Three years later, the building is ready for occupancy.

But NIMBY continues. On the hoarding around the building there is graffiti calling the local councillor who supported the development a “traitor.” A candidate in the upcoming municipal election sent around a flyer saying that residents have a right to be angry about the supportive housing development in their neighbourhood, that they were not given a fair opportunity to express their concerns.

And which concerns were these? – their concerns about having to live near low income people with mental illnesses.

Congratulations to the City for doing the right thing and standing up for human rights.

For more information on NIMBY, check out the website of the HomeComing Community Choice Coalition.

Fair Housing: CERA USA

CERA is unique in Canada as an organization devoted to challenging housing discrimination. South of the boarder, the landscape is very different.

In an April issue of the New Yorker magazine, there was a full page colour ad showing a “for rent” sign in front of an apartment building followed by the words, “No Kids, No Blacks, No Latinos”. The tagline was, “Discrimination is rarely this obvious, but it is just as real. Just as illegal.” The New Yorker is a major US magazine and ad space does not come cheap.
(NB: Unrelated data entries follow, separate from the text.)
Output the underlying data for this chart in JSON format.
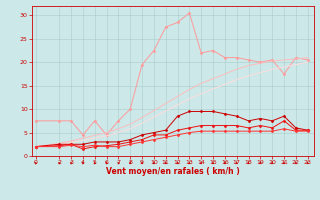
{
  "x": [
    0,
    2,
    3,
    4,
    5,
    6,
    7,
    8,
    9,
    10,
    11,
    12,
    13,
    14,
    15,
    16,
    17,
    18,
    19,
    20,
    21,
    22,
    23
  ],
  "series": [
    {
      "name": "line1_light_markers",
      "color": "#FF9999",
      "linewidth": 0.7,
      "marker": "D",
      "markersize": 1.5,
      "y": [
        7.5,
        7.5,
        7.5,
        4.5,
        7.5,
        4.5,
        7.5,
        10.0,
        19.5,
        22.5,
        27.5,
        28.5,
        30.5,
        22.0,
        22.5,
        21.0,
        21.0,
        20.5,
        20.0,
        20.5,
        17.5,
        21.0,
        20.5
      ]
    },
    {
      "name": "line2_light_linear_upper",
      "color": "#FFBBBB",
      "linewidth": 0.7,
      "marker": null,
      "y": [
        2.0,
        2.7,
        3.2,
        3.8,
        4.4,
        5.0,
        5.8,
        6.8,
        8.2,
        9.7,
        11.2,
        12.7,
        14.2,
        15.5,
        16.5,
        17.5,
        18.5,
        19.3,
        19.8,
        20.3,
        20.5,
        20.7,
        21.0
      ]
    },
    {
      "name": "line3_light_linear_lower",
      "color": "#FFDDDD",
      "linewidth": 0.7,
      "marker": null,
      "y": [
        2.0,
        2.4,
        2.9,
        3.3,
        3.8,
        4.3,
        5.0,
        5.8,
        7.0,
        8.3,
        9.6,
        10.9,
        12.2,
        13.3,
        14.3,
        15.3,
        16.3,
        17.1,
        17.8,
        18.5,
        19.0,
        19.5,
        20.0
      ]
    },
    {
      "name": "line4_dark_upper",
      "color": "#CC0000",
      "linewidth": 0.7,
      "marker": "D",
      "markersize": 1.5,
      "y": [
        2.0,
        2.5,
        2.5,
        2.5,
        3.0,
        3.0,
        3.0,
        3.5,
        4.5,
        5.0,
        5.5,
        8.5,
        9.5,
        9.5,
        9.5,
        9.0,
        8.5,
        7.5,
        8.0,
        7.5,
        8.5,
        6.0,
        5.5
      ]
    },
    {
      "name": "line5_dark_mid",
      "color": "#EE1111",
      "linewidth": 0.7,
      "marker": "D",
      "markersize": 1.5,
      "y": [
        2.0,
        2.2,
        2.5,
        1.5,
        2.0,
        2.2,
        2.5,
        3.0,
        3.5,
        4.5,
        4.5,
        5.5,
        6.0,
        6.5,
        6.5,
        6.5,
        6.5,
        6.0,
        6.5,
        6.0,
        7.5,
        5.5,
        5.5
      ]
    },
    {
      "name": "line6_dark_lower",
      "color": "#FF3333",
      "linewidth": 0.7,
      "marker": "D",
      "markersize": 1.5,
      "y": [
        2.0,
        2.0,
        2.3,
        2.0,
        2.3,
        2.0,
        2.0,
        2.5,
        3.0,
        3.5,
        4.0,
        4.5,
        5.0,
        5.3,
        5.3,
        5.3,
        5.3,
        5.3,
        5.3,
        5.3,
        5.8,
        5.3,
        5.3
      ]
    }
  ],
  "xlabel": "Vent moyen/en rafales ( km/h )",
  "ylim": [
    0,
    32
  ],
  "xlim": [
    -0.3,
    23.5
  ],
  "yticks": [
    0,
    5,
    10,
    15,
    20,
    25,
    30
  ],
  "xticks": [
    0,
    2,
    3,
    4,
    5,
    6,
    7,
    8,
    9,
    10,
    11,
    12,
    13,
    14,
    15,
    16,
    17,
    18,
    19,
    20,
    21,
    22,
    23
  ],
  "bg_color": "#CCE8E8",
  "grid_color": "#AACCCC",
  "text_color": "#CC0000",
  "figsize": [
    3.2,
    2.0
  ],
  "dpi": 100
}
Who had the resources and wherewithal to create and place this ad? –  the US Department of Housing and Urban Development (HUD) and the National Fair Housing Alliance.

There are over 100 fair housing organizations and councils across the United States, each with a mandate similar to CERA’s: promoting equality and non-discrimination in housing. Add to this the National Fair Housing Alliance, a consortium of fair housing organizations and state and local civil rights organizations, and the Fair Housing Advocate, an online journal devoted to housing discrimination, and you have a shockingly “un-Canadian” approach to promoting housing equality.

Fair housing organizations in the US developed out of the national Fair Housing Act – human rights legislation that specifically targets housing discrimination – and frequently receive federal government funding through HUD and its Fair Housing Initiatives program.

Canada, on the other hand, has no human rights legislation focused on housing discrimination. Instead, housing issues get lost among employment and services- related protections in provincial and territorial human rights laws. There are also no federal or provincial funding programs that target initiatives promoting housing equality. CERA, the only Canadian organization with a mandate focused on challenging housing discrimination, has no stable funding and, in fact, receives absolutely no funds to provide legal services to equality seeking individuals.

It should not be surprising then that discrimination remains “under the radar” and neglected in Canada, despite substantial research demonstrating its seriousness (see CERA’s recent report, Sorry, It’s Rented: Measuring Discrimination in Toronto’s Rental Housing Market).

Fair Housing. Canada has a lot to learn.